The New York Yankees made some noise today, agreeing on a four-year, $52 million extension with 30-year-old, outfielder Brett Gardner. The deal also contains a $12.5 million team option for the 2019 season, and will prevent Gardner from reaching free agency after the upcoming season. Here is some more news from around the MLB:
  • CBS Sports’ John Heyman reports that 34-year-old, starting pitcher Johan Santana is throwing bullpens on his own and aiming for June to make his return the MLB. At least three American League teams are reportedly showing interest, and will hope Santana can return to form after undergoing a second shoulder operation last season.

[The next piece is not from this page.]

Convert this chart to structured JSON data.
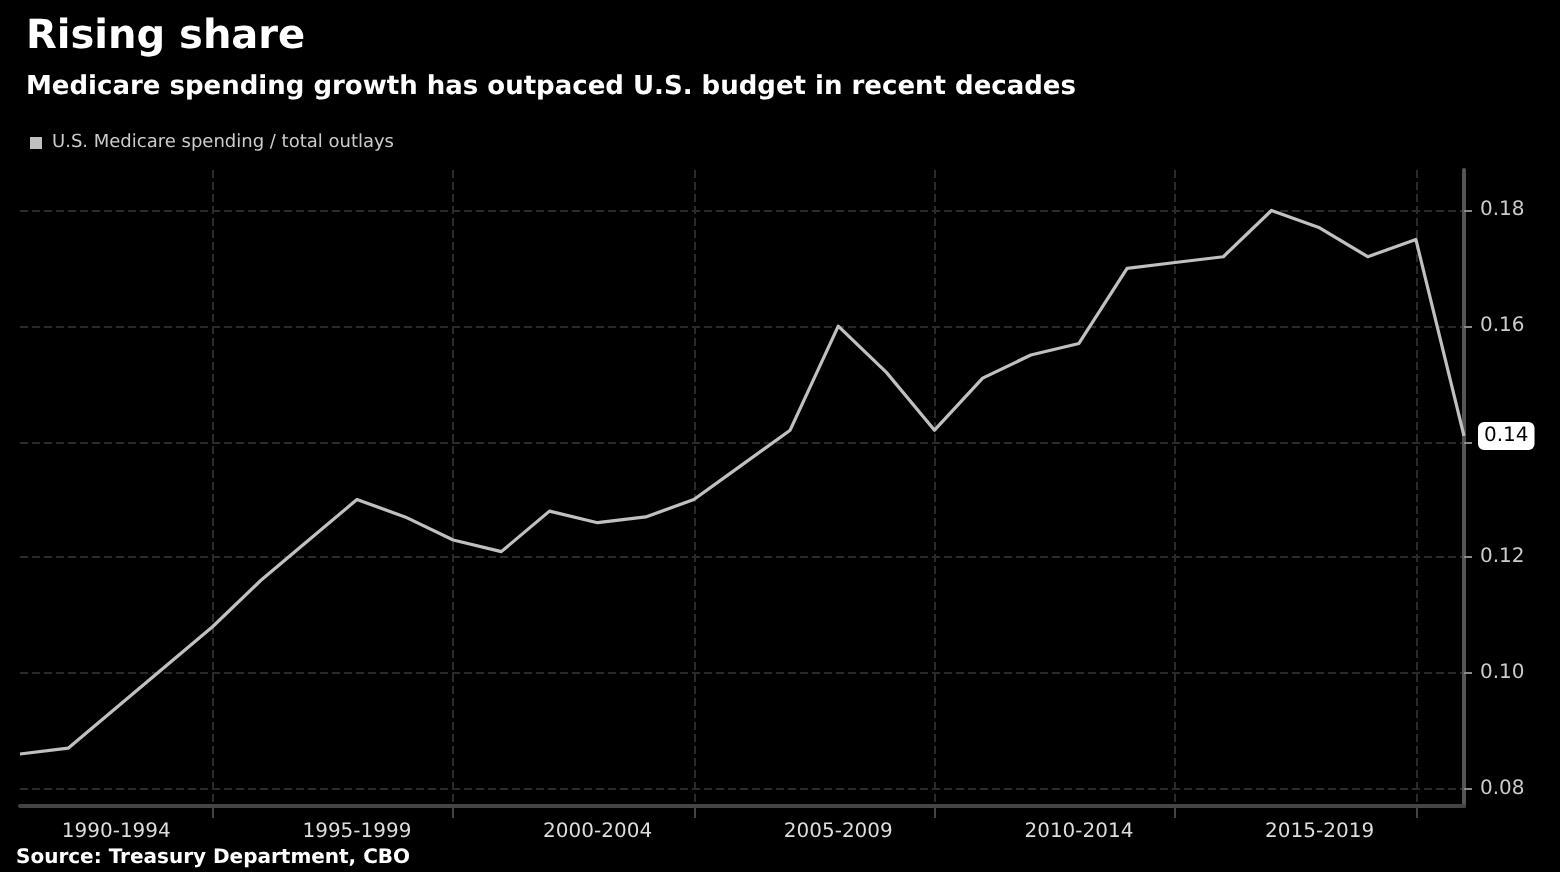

  • Fox Sports’ Ken Rosenthal, in a recent article, explores the possibility all of the remaining three compensation free agents, Ervin Santana, Stephen Drew, and Kendrys Morales, signing after the June draft. Rosenthal notes that a holdout by one or more of the compensation free agents until after the draft also could work to the benefit of the players long-term if the union eventually seeks to alter or abolish the system. Also saying, the Royals would not be happy if they lost the pick they expected back for Santana, and the same would go for the Red Sox with Drew and the Mariners with Morales. If select clubs shared the players’ discontent, it could help spark change.
  • Matt Harvey threw for the first time on Saturday since having Tommy John surgery on his right elbow exactly four months ago reports Tim Rohan of the New York Times. Harvey was able to comment on the matter telling reporters “I felt very good, kind of surprised, actually. Going into it, I didn’t really know what to expect.”
  • Mike Carp will try out a new position during Spring Training tweets’s Alex Speier. Details of what position this might be are not know at this time, but third base could be a logical assumption with the lack of depth on the left side of the infield for the Red Sox, and Carp’s small amount of experience at the hot corner in the minor leagues. Carp could potentially be part of a platoon at third base after posting a .904 OPS over 215 plate appearances against right-handed pitchers last season.